Genome Wide Association Analyses
Dr. Ian Dworkin, an assistant professor in the Department of Zoology, studies the intersection of evolutionary genomics and phenomics, which deals with massive amounts of DNA sequence data as well as high dimensional phenotypic data. One model system in their lab is the wing shape of the fruit fly, Drosophila melanogaster, for which the lab has a geometric representation in 58 dimensions. With tens of thousands of individuals phenotyped, even simple computational analysis would take days, but using HPCC speeds up this process considerably.
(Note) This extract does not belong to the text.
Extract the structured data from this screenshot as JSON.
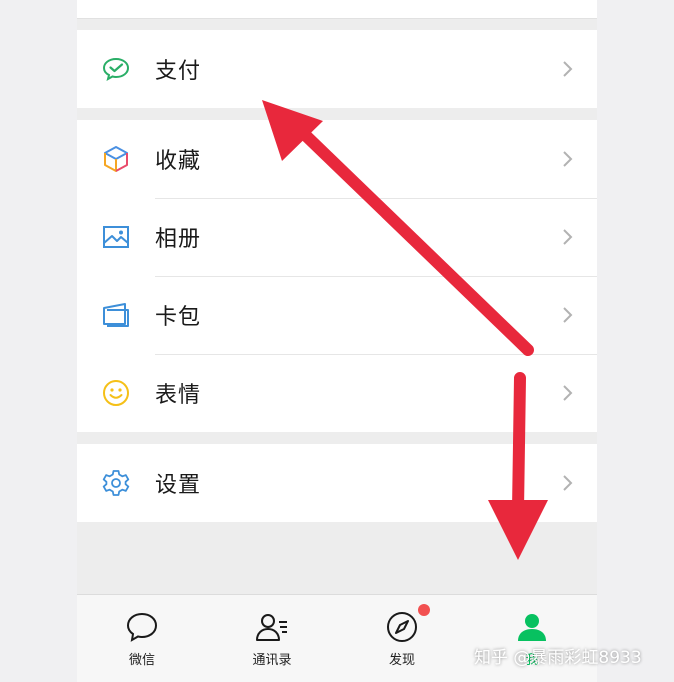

Dworkin and his lab use HPCC most intensively for genome-wide association analyses, mapping this 58 dimensional phenotypic data onto genome sequence data, containing millions of genetic variants. They are able to parallelize their analyses to trade off number of jobs against run time. However, because they deal with highly multivariate data even relatively simple analyses can become untenable on off-the-shelf machines, so they have been relying on the large memory capacity available at the HPCC.
In addition, Dworkin uses HPCC to run evolution experiments with digital organisms using the Avida software package. By running Avida on the HPCC, they are able to evolve dozens or even hundreds of populations of digital organisms simultaneously, allowing them to perform powerful tests of predictions made by evolutionary theory. “We also analyze massive genomic datasets at HPCC, because its computing power allows us to perform intensive and complex analyses much more quickly than we could on our own machines,” says Dworkin.